Que pena! Não há como não lamentar que o egoísmo e a vaidade (para evitar outros adjetivos) tenham maculado um dos mais belos eventos do Rio Grande do Sul. Diga-se de passagem que não é o Natal Luz que está sob suspeita, mas o que seus organizadores fizeram com a prestação de contas. O esquema foi tornado público a partir de uma investigação do Ministério Público Estadual comandada pelo promotor Antônio Képes. Nada menos que 34 pessoas foram denunciadas pelo MPE. A investigação atinge o atual prefeito Nestor Tissot e o ex-prefeito Pedro Bertolucci, atual presidente regional do Partido Progressista.
MPE aponta existência de quadrilha no Natal Luz de Gramado
Foto: Emilio Pedroso
Em um dia de muita chuva na Região das Hortênsias, Gramado pegou fogo. O mais revelador aparece nas escutas obtidas com exclusividade pelo repórter Daniel Scola. A mais escandalosa é a sugestão da produtora cultural do evento que sugere que o promotor que investiga o caso fosse assassinado. Isto tratando-se de crime contra a pessoa. Em outra gravação, o tema é a arrecadação com ingressos após uma consulta do Ministério da Cultura. Com uma arrecadação superior a R$ 4 milhões admitida por uma das partes o valor lançado na prestação de contas era de R$ 65 mil.

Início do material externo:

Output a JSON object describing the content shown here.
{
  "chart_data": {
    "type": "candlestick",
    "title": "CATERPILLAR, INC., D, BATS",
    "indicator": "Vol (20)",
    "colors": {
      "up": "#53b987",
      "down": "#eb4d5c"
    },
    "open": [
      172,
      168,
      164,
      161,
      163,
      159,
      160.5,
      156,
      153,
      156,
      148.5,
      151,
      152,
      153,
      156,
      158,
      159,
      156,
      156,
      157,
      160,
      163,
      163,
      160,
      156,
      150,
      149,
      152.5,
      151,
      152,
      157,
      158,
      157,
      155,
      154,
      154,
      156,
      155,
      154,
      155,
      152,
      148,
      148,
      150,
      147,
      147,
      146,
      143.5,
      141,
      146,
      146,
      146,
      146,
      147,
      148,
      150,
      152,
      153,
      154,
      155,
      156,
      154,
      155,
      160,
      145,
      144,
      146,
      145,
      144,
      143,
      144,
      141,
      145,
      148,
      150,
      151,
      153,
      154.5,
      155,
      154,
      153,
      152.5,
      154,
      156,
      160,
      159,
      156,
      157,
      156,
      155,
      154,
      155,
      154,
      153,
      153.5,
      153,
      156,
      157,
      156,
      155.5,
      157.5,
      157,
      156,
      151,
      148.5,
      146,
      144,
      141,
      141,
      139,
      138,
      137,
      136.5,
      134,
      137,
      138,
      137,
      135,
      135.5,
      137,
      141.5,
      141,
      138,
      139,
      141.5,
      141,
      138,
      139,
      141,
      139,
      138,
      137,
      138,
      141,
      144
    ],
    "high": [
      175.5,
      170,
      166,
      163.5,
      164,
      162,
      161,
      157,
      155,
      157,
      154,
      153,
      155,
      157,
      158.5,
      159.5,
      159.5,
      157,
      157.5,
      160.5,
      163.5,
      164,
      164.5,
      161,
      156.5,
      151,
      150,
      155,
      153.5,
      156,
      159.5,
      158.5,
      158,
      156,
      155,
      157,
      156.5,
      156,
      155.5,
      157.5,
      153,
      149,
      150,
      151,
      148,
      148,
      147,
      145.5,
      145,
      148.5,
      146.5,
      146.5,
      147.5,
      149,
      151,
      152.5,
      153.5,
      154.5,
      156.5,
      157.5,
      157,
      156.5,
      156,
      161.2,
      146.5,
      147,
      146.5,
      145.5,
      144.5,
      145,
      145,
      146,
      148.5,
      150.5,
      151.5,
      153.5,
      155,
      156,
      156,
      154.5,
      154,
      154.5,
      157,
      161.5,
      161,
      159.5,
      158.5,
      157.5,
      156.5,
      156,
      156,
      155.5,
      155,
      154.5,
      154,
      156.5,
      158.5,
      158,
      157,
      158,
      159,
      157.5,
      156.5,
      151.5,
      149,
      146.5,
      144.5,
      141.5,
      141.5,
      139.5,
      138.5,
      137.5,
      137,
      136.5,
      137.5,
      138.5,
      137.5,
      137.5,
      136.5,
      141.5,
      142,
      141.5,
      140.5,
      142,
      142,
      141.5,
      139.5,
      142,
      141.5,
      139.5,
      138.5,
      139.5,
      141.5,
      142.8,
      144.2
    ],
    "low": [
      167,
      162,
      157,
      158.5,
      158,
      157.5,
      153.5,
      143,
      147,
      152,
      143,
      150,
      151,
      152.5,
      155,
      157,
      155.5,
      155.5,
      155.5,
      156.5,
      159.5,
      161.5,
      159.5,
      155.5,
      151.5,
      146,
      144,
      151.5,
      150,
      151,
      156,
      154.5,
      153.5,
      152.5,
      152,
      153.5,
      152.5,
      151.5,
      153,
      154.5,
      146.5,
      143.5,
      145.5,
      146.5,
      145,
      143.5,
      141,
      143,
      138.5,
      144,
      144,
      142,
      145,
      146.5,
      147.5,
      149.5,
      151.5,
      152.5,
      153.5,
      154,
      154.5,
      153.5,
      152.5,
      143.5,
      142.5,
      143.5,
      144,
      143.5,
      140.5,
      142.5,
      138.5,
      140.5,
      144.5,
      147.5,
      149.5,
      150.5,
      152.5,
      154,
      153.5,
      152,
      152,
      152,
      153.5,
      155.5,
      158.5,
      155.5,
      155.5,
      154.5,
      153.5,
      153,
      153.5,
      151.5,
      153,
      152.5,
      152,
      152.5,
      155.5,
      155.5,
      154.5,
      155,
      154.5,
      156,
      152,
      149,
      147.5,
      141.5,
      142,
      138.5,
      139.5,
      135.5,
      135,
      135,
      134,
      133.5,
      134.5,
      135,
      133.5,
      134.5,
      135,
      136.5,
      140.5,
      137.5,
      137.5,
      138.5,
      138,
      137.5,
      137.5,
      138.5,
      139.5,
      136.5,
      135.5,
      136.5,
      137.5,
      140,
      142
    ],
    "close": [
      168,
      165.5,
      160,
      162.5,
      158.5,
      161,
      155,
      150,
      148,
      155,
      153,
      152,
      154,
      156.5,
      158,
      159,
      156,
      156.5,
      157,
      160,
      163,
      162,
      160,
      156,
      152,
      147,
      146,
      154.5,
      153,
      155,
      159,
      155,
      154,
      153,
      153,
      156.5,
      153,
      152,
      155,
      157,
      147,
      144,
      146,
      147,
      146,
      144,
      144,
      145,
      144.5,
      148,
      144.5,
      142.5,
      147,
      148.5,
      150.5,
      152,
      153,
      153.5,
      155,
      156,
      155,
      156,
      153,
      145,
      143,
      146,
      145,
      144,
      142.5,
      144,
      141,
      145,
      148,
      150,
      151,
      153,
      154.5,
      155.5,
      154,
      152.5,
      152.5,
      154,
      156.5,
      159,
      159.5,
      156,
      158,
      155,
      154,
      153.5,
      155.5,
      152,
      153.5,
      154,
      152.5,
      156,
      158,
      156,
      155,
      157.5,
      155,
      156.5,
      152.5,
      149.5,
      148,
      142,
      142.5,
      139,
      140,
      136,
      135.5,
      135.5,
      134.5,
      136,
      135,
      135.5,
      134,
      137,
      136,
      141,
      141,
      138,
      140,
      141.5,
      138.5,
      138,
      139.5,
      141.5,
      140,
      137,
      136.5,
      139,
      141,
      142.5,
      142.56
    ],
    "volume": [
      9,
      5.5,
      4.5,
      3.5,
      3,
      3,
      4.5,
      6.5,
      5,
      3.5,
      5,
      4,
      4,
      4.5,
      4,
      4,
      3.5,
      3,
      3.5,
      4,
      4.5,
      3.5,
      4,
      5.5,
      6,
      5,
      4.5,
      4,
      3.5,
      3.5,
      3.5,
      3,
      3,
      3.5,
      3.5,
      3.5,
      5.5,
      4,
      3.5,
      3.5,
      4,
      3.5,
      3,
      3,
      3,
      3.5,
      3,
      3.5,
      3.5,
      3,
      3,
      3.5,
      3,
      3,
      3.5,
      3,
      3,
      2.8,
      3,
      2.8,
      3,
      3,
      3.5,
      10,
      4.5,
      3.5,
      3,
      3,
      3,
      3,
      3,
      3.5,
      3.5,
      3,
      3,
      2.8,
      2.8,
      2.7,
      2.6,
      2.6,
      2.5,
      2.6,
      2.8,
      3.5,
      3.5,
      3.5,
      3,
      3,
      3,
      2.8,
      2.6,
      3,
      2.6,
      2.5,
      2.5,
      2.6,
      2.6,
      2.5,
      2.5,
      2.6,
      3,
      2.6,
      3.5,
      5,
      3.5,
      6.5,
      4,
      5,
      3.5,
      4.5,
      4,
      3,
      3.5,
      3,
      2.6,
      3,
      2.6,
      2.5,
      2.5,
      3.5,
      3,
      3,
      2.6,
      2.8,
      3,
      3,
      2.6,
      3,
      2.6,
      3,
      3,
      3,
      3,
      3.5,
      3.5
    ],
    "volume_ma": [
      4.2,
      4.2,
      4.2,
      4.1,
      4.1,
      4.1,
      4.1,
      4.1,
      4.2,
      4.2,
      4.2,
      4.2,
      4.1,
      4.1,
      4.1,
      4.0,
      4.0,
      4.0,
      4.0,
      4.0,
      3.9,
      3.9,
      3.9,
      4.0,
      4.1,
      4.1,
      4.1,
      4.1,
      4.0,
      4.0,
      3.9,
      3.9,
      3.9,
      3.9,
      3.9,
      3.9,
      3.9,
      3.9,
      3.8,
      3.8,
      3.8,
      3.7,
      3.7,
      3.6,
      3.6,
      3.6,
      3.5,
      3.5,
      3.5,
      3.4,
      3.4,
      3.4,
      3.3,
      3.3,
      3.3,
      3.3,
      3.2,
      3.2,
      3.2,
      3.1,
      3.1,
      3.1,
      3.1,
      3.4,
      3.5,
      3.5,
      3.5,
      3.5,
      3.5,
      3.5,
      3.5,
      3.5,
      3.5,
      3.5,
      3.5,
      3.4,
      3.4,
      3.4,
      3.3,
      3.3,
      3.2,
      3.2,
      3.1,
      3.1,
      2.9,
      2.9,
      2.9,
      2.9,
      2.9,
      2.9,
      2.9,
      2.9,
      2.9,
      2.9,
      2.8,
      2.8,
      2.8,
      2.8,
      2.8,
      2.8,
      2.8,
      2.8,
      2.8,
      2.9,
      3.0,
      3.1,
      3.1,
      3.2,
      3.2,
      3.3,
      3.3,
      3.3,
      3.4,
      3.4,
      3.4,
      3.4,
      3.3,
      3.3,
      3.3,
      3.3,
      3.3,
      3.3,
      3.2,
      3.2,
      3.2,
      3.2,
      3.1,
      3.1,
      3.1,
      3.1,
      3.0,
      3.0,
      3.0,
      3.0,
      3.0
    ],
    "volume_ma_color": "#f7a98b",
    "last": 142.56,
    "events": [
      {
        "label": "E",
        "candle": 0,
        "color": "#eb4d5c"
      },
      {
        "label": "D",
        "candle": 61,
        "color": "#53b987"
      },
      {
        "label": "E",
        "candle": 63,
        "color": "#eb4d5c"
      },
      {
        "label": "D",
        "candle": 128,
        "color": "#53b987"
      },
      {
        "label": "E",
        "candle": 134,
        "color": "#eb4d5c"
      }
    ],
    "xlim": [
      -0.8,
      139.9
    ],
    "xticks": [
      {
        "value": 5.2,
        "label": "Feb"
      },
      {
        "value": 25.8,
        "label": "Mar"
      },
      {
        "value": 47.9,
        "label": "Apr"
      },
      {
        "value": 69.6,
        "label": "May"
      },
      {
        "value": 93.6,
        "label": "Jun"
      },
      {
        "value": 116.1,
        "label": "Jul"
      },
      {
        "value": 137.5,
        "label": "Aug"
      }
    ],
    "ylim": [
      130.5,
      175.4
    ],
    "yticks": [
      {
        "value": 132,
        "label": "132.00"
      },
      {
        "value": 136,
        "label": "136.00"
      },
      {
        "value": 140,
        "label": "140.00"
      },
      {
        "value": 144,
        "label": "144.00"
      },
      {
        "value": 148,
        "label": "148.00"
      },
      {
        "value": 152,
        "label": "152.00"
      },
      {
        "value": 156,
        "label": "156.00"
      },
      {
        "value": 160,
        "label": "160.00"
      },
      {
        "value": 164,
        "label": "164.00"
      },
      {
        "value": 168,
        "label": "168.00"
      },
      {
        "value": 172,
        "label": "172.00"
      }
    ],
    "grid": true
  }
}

Que nenhum dos acusados venha alegar que a ação dos promotores trará prejuízo ao turismo da região. Esta desculpa já foi usada por Canela durante a Operação Cartola e não colou. Se tudo que for levantado pelo Ministério Público Estadual se comprovar em juízo saberemos que o verdadeiro prejuízo veio de dentro da organização. Outra explicação da Cartola também foi repetida. De que a ação realizada na manhã de hoje é desnecessária, que era só pedir os documentos e blá-blá-blá.
O Natal Luz é o maior evento de fim-de-ano no Rio Grande do Sul e atrai até um milhão de turistas para a cidade. A descontinuidade do evento seria um prejuízo não apenas para Gramado, mas para todo o estado. Isto deve ser feito, no entanto, com uma correta prestação de contas e com um retorno para a comunidade do fruto deste festival. É privado? Mas os impostos que deve recolher não o são. O que despertou a atenção dos promotores foi justamente o fato de que mesmo recebendo uma multidão o Natal Luz não dava lucro.